The Sutera Ensemble doesn’t just perform music they think is meaningful. As educators and communicators, the performers use commentaries to uncover the architecture and inspiration that have allowed classical music to live on centuries later. Through this approach we see how Mozart’s music has drama and humour, not only through how he wrote it, but how else he might have written it. We see how the German composer Brahms takes on inspiration from Turkey, becoming truly musically meaningful for all cultures as makes its musical journey, generations later, to Malaysia. From a duo to trios and finally to quartets, the ensemble also illustrate through words and melodies the varied intricacies of chamber – or the Italian “camera” – music.
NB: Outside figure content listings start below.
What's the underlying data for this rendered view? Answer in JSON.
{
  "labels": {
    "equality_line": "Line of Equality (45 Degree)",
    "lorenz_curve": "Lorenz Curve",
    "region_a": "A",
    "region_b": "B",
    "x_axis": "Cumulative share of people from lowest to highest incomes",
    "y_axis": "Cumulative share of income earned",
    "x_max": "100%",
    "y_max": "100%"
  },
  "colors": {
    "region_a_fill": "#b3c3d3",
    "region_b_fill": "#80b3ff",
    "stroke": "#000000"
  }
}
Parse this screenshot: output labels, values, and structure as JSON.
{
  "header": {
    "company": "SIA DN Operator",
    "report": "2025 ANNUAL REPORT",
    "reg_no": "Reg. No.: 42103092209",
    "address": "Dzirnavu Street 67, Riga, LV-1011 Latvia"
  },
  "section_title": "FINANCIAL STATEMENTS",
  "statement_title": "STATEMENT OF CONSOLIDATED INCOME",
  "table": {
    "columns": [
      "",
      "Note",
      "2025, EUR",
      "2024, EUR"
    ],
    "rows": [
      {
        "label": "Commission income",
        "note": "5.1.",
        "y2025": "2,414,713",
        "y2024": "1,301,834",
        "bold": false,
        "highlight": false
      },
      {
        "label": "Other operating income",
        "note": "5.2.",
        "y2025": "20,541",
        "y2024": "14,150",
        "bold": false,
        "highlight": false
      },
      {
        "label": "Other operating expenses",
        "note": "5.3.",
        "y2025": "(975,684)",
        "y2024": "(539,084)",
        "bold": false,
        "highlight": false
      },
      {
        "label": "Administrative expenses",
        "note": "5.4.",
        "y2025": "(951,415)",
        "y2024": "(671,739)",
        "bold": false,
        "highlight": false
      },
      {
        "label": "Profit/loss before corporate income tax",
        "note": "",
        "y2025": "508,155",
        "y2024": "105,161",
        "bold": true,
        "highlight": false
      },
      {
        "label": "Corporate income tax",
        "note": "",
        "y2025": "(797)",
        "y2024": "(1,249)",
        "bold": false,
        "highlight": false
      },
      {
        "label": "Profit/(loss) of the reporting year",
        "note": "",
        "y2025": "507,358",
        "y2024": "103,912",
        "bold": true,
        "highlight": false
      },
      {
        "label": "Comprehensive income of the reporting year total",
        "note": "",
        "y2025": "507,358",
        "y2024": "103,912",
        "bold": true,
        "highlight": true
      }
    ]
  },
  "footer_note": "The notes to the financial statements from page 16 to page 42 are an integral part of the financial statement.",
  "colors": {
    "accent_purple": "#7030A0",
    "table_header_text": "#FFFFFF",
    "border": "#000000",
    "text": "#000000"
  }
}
The musicians that comprise Sutera are seasoned educators of all levels. Their collective training has spanned the globe, under major pedagogues and institutions in England, France, Italy, the United States, Australia, and New Zealand, and they have used this experience teaching at the music departments of UCSI, UPM, UM, UiTM and Sunway universities. Violinist Angel Lee and cellist Jonathan Oh have brought up young talents to emerge as the prize-winning Arioso Ensemble and Seremban Quartet, with their now teenage students holding professional diplomas. Loo Bang Hean is one of Malaysia’s best known pianists, having played as a soloist across the country and as a frequent guest at the MPO’s chamber music series. In addition to playing the viola, Andrew Filmer’s prize-winning public speaking abilities have been utilized in concerts of the Sinfonietta in Penang, the Virama Ensemble in Kuala Lumpur, and as narrator for the Selangor Symphony and the Song Weavers.
The ensemble have been featured at the finales of the festivals of the Malaysian Youth Orchestra Foundation and the Euroasia Association for the Performing Arts, and will be performing in Cambodia later this year. Their repertoire includes piano quartets of Mozart, Brahms, Dvořák, Ferrari, Schumann and Mahler. All performances include a commentary, often with excerpts, illustrating to the audiences how the music is constructed and its role in our history.
Together, they aim not only to serve the audience, but also to develop new audiences through a dedication to education, and to showing why they enjoy the company of their musical partners. Through the friendship of these musical snapshots, we see how the magic of chamber music is available to all listeners, with no barrier of age, or culture.